Edwin Arnaudin – Staff Writer
Rating: 3.5 Stars
Ready or not, John Mayer’s folk rock album is here. With electrified Harvest-like cover art and a title suggesting a childhood spent at the turntable, Mayer goes back in time on Born and Raised and the stripped-down sounds fit him surprisingly well.
Gone is the predictable pop troubadour we’ve come to know (and which Mayer himself tried to make us forget on his overlooked Trio album, Try!). Good riddance! Rather than desperately gunning for a hit single, Born and Raised takes the route of Van Morrison’s Astral Weeks and focuses on an album-length vibe in lieu of a few big numbers.
From the road-tripping groove of opener “Queen of California,” Mayer’s throwback style proves irresistible. Clean Southern guitar licks, tinkling piano keys, and restrained tempos abound on these dozen tracks and lead to mostly successful ends. The title number sports a Dylan-esque simplicity in its harmonica and acoustic guitar tandem, and Mayer sounds just as strong harmonizing with David Crosby and Graham Nash. Elsewhere, the lead guitar of “Shadow Days” (the album’s alleged single) would be at home on the Dazed and Confused soundtrack, and with “Speak For Me,” Mayer takes his famous influences, wrings them through the decades, and assembles a gem that could be his finest song to date.
After a strong first half, however, the wheels begin to fall off as Born and Raised eases (a bit too slowly) to the finish line. Cringe-worthy titles become increasingly prevalent and serve as harbingers of the implosions that follow. “Love Is A Verb” is the kind of corny songwriting more at home on modern country radio, while the repetitive drag of “Whiskey, Whiskey, Whiskey” nearly undoes all of Mayer’s hard work to that point. A catchy, countrified reprise of the title track closes things out and partially atones for these transgressions, but can’t quite push the album into must-listen territory. Pick and choose, though, and there’s a nice little EP hiding within.

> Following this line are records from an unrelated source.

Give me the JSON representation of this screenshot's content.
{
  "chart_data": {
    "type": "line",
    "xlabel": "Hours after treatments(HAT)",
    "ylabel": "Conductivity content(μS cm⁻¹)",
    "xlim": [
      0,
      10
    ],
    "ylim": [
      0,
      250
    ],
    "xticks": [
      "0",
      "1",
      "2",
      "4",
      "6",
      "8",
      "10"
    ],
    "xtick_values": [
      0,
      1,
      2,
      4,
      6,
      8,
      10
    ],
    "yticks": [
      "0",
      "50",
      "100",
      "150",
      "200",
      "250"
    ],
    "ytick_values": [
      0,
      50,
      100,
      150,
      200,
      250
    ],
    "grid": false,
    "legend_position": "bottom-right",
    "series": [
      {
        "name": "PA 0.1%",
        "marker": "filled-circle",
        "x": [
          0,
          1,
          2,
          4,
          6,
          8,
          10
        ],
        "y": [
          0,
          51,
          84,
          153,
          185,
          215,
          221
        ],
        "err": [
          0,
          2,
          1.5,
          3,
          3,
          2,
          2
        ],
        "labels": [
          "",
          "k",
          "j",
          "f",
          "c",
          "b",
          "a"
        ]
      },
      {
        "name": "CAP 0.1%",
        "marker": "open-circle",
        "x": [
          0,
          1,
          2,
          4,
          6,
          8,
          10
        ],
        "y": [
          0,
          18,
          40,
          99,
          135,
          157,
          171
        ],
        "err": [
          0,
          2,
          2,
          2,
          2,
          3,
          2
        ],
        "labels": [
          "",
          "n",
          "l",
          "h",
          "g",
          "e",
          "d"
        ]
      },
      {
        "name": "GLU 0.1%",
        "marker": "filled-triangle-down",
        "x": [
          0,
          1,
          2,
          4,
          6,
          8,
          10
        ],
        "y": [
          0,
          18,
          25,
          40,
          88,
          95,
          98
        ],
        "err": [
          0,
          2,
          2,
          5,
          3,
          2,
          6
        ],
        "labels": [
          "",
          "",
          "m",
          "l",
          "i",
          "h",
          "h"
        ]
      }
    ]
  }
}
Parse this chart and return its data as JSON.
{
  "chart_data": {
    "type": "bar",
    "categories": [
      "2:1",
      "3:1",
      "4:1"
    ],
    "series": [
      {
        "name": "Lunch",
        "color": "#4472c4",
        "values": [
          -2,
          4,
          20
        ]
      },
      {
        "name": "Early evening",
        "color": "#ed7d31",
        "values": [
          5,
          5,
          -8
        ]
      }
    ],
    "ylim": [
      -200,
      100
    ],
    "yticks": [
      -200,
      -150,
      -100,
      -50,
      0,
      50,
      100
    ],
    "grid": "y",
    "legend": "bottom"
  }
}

Don’t Miss – “Speak For Me”
Mayer’s crisp finger-picking and nimble vocals echo Mark Knopfler at his finest. While the song’s narrator makes a subtle call for tunes to which he can relate, yet also sing along, this stunning song fills that void on its own. In the middle of treading established styles, here Mayer transcends mere homage and creates a something fresh and new. 30 years from now, it could be the inspiration for an artist’s “back to basics” album.
OK to Skip – “Whiskey, Whiskey, Whiskey”
If the title doesn’t raise enough red flags, the song itself will make you want to waive a white one. This is Mayer at his worst, attempting to be deep and soulful, but failing miserably. The annoying broken-record chorus (“Whiskey, Whiskey, Whiskey/ Water, Water, Water/ Sleeeeeep”) stretches Born and Raised to a breaking point. With no interesting instrumentation to distract from the gloom, it’s a long wait for the next number.